In both of these models, the members of the bodies specifically do not represent any particular group of people, but represent the whole community and are enjoined to decide on what is in the interest of that community. This, it seems to me, is one of the things currently missing from the political order in most places on the planet: a sense that a government represents its entire people, rather than the members of that government understanding that they represent constituencies with that whole people. This is also, in a different way, one of the difficulties with the UN. The ambassadors there represent their governments and do not seek what is in the best interests of the world as a whole. Under the current system, this makes sense. Given, however, our increasingly common planetary destiny, that system seems outmoded.

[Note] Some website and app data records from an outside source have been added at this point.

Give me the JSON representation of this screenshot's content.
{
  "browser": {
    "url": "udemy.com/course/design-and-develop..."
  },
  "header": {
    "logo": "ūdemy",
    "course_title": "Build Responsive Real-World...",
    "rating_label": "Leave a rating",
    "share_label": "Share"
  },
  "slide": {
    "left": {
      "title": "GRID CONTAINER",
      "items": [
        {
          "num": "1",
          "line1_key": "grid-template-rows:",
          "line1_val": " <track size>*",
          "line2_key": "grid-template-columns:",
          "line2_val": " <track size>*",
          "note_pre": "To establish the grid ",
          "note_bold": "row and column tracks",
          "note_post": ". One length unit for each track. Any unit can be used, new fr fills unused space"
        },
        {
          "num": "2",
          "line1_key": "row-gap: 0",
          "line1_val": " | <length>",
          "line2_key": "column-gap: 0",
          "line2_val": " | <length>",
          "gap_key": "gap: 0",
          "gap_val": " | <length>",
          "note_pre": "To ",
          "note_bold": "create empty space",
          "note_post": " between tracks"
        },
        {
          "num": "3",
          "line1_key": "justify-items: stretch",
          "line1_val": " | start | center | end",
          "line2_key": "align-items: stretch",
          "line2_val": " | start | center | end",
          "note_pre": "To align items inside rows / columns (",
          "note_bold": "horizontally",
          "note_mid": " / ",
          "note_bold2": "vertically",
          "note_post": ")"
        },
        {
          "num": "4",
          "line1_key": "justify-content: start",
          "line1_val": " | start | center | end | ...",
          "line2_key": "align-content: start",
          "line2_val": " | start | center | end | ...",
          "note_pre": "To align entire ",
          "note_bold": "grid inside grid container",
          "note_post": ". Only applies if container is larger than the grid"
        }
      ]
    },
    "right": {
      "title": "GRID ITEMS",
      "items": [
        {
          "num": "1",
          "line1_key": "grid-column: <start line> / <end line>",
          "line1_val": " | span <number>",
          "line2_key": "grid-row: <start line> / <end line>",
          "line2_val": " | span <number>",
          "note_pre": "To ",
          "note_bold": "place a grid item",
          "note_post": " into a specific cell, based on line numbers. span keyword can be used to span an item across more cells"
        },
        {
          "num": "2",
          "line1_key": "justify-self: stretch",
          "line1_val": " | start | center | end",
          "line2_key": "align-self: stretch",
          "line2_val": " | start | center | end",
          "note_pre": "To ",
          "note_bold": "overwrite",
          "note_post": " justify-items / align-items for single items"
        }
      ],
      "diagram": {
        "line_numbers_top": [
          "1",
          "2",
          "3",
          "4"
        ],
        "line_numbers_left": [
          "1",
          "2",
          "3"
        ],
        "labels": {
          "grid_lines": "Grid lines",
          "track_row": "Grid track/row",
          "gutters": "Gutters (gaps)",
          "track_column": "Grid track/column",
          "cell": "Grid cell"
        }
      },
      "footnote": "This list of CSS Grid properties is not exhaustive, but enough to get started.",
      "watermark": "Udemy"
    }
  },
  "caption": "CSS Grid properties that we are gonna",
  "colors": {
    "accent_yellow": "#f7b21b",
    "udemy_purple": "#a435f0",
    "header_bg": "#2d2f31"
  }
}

We need some sort of system in which the representatives are responsible for making decisions that will lead ot the welfare of the entire planet, rather than any subdivision thereof.

As the Nobel committee this week acknowledged the substantive link between two issues of global scope–climate change and peace–and as my students showed in their passionate responses to torture, the world continues its movement toward being ready for the next stage in its political evolution.

2 Responses to “World Government”

  1. Lincoln says:

    Just to clarify, this is meant to contribute to Blog Action Day, from a neocratic perspective.

  2. Mandel Cola says:

    Well said Lincoln. I apologise in making haste to assume it was non-environmentally friendly!